The same can be said for Yeast Extract, Salt, Mineral Salt (508), Malt Extract (From Barley), Natural Colour. ‘We’re happy little Vegemites’ and the music that carried those lyrics made Vegemite a household name too. The piece was a radio ad first, and a TV commercial later to capture different audiences. But it was the tune Australia fell in love with.
Or Navy Beans, Tomato sauce, salt and sugar - AKA SPC Baked Beans and Spaghetti ‘for hungry little human beans’, which in The Studio at SCA’s Sydney office we recently freshened up so a new generation could enjoy one of Australia’s most loved jingles.
Instinctively, we’ve always know the power of sound and music. After all, our neural and physiological response to music is all based on instinct. With just two notes, you can create feelings of pride, fear, tension, happiness, surprise, and many more - An instant understanding of a feeling in seconds. These are all mental shortcuts that are very handy in advertising, both for their swiftness of response when time is at a premium (when is it not?) and to seduce the subconscious.

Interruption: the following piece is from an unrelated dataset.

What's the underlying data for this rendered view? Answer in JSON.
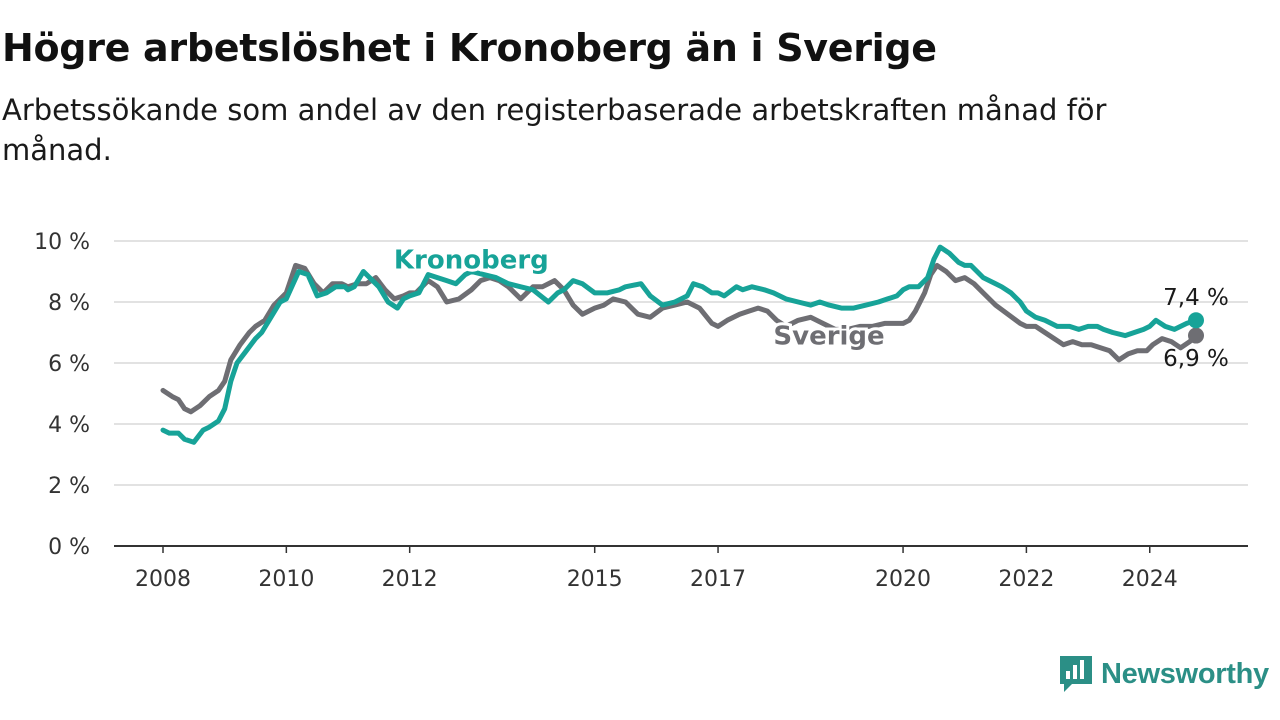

Music is sometimes underrated as a learning tool also. Need to get a three year old to remember a series of 26 characters, in order? Easy. Put it to music, and that three year old will know the alphabet in no time.
We’ve instinctively known the power of music in advertising for years. But now, we know it empirically.
At the Studio at SCA, we’ve just announced an exclusive partnership with global audio benchmarking leaders Veritonic. At the three month mark into the partnership, we’ve worked on audio logos for brands large and small, and every one of those has been a learning experience.
With start-up health company That Hippie Co, we were able to create an audio logo (we call it a BRANDSOUND) that embodied their brand values precisely before a single ad had gone to air. Interestingly, many of the brand cues for That Hippie Co came from their visual guidelines. If a brand’s visual assets were created for a psychological reasons, then their audio assets can be too.
SPC Baked Beans and Spaghetti was interesting - we knew (courtesy of Veritonic) that the old jingle was still well loved and evoked feelings of fun and excitement, but it was suffering lack of relevance because it hadn’t been refreshed. Our learnings gave us the clarity and confidence to know all we had to do was take Mike Brady’s old score which was perfect, and bring the audio into the now.
Working on a retail brand recently, we were able to test a BRANDSOUND for its appeal with the brand’s chosen target, live during the creation process. We’d hit a creative fork in the road and there were two distinct paths we were able to take with the brand sonically. We tested the two versions against each other for their emotional value using the millions of data points available to us through the Veritonic Machine Listening (AI) feature and had results in under two minutes. We were even able to benchmark the brand against its competitors to create distinctive assets that have higher emotional appeal.
Brand is a feeling, not a visual image. Any feeling that can be created with colour can also be created with sound. The only part we’ve been lacking until now is the ability to test emotional response to sounds accurately. If you have a blue and orange visual logo, we can create you a ‘blue and orange’ audio logo. We use a mix of AI and audience panel testing to match the emotional attribution across visual and audio assets precisely.
In a world where audio consumption is growing and smart speaker usage in homes is also on the rise, it’s time for brands to capitalise on the opportunity that VB, Vegemite, Cottee’s and many other brands knew instinctively many years ago. The difference is now, we have the science to back it up.